Government borrowing stayed strong despite a weekly dip. Net federal government borrowing slipped by Rs17 billion week-on-week, settling at Rs36.275 trillion. Borrowing from scheduled banks declined Rs137 billion, whereas borrowing from the State Bank of Pakistan (SBP) rose by Rs119 billion, partially offsetting the withdrawal from commercial banks.
Despite the weekly fluctuation, the federal government borrowing remained Rs5.438 trillion higher in the calendar year to date, underscoring the state’s continued reliance on banking channels to fund fiscal operations.
The SBP on Friday injected substantial liquidity, Rs2.6 trillion, into the financial system through two separate open market operations (OMOs), a conventional reverse repo operation and a Shariah-compliant Mudarabah-based facility.
According to the conventional OMO auction results, the SBP injected Rs2.44 trillion, accepting 100% of bids received across seven-day and 14-day tenors. In the Shariah-compliant Mudarabah-based OMO, the SBP received offers worth Rs218 billion for the seven-day Islamic tenor, of which Rs173 billion was accepted at a return of 11.05% per annum, with two bids cleared.
Moreover, the rupee inched up 0.01% in the inter-bank market, closing at 280.42 against the US dollar compared to 280.45 a day earlier.
Meanwhile, gold prices in Pakistan rose sharply, following gains in the international market, where gold surged 1% amid growing expectations of a US Federal Reserve rate cut next week.
In the local market, the price of gold per tola climbed by Rs3,000 to Rs444,462, while 10-gram gold increased by Rs2,572 to Rs381,054, according to the All-Pakistan Gems and Jewellers Sarafa Association. On Thursday, gold had dipped by Rs1,700 per tola to Rs441,462.

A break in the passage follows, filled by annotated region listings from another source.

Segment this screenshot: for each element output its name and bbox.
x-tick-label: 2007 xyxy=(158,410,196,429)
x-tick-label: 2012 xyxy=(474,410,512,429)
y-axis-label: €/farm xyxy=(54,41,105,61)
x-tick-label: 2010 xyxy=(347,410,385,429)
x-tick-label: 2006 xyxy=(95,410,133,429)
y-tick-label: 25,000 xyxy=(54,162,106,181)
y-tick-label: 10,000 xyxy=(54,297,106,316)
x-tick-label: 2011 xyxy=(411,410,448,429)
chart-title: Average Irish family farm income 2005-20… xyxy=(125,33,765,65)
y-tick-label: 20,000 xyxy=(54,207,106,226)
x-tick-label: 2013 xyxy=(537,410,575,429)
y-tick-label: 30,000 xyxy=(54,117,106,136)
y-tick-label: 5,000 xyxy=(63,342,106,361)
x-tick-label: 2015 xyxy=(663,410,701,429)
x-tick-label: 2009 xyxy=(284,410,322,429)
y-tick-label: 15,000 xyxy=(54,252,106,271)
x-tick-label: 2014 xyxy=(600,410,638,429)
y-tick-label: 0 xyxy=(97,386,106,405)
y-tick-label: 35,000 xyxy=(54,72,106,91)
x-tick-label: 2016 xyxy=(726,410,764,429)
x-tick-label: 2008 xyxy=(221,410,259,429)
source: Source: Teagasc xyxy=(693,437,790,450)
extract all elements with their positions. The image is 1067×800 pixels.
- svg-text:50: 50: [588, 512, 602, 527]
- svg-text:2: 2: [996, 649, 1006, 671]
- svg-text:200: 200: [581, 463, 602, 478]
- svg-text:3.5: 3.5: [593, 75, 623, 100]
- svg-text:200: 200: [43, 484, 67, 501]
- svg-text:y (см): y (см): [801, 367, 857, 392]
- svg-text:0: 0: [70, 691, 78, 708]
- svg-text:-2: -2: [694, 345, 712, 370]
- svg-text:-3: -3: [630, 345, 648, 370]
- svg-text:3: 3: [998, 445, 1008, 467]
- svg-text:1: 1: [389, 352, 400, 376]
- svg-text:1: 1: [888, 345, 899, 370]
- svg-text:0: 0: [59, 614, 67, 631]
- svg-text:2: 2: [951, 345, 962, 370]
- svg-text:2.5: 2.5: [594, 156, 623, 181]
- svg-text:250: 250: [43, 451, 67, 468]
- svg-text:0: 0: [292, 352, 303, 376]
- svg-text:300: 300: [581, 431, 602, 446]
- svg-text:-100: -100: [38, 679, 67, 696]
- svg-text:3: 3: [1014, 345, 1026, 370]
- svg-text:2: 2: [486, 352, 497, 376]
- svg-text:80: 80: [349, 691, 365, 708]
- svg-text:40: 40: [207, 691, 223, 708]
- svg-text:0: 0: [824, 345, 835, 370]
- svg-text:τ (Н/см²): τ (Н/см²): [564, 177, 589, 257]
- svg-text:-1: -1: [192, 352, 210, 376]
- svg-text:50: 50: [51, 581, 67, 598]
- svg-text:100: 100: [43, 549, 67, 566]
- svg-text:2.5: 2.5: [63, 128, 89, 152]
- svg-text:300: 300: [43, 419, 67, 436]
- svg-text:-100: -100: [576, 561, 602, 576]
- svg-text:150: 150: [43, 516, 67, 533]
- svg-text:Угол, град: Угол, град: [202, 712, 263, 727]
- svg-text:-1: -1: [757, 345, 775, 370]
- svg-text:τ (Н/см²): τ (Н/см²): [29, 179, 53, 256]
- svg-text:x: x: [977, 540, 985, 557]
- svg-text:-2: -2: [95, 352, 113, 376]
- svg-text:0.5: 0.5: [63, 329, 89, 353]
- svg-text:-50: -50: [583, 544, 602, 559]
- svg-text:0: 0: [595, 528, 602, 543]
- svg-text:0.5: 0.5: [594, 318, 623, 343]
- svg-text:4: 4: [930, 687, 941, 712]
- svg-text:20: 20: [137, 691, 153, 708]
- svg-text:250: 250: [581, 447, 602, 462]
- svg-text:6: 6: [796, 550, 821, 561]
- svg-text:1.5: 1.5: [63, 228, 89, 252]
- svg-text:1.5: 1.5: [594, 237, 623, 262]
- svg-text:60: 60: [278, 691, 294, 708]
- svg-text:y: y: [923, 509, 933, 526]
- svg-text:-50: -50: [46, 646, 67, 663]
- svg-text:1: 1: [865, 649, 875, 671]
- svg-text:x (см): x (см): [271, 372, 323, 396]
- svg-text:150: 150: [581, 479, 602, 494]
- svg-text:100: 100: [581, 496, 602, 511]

Internationally, gold rose $30 to $4,221 per ounce, with spot gold trading at $4,255.59, on track for a 0.5% weekly gain, Reuters reported.
Silver reached a record high, gaining Rs72 to Rs6,072 per tola. Adnan Agar, Director at Interactive Commodities, noted that strong global physical demand, especially in China and Europe, is creating a supply squeeze, pushing prices higher.
He said the gold market remains bullish but is currently in a consolidation phase. “Prices may continue to rise towards all-time highs, but clear direction will emerge after the upcoming US Federal Open Market Committee (FOMC) meeting,” he explained.
Global factors such as central bank purchases, currency devaluation and growing investor preference for safe-haven assets are driving the upward trend in metals, with silver, platinum and copper also trading near record levels.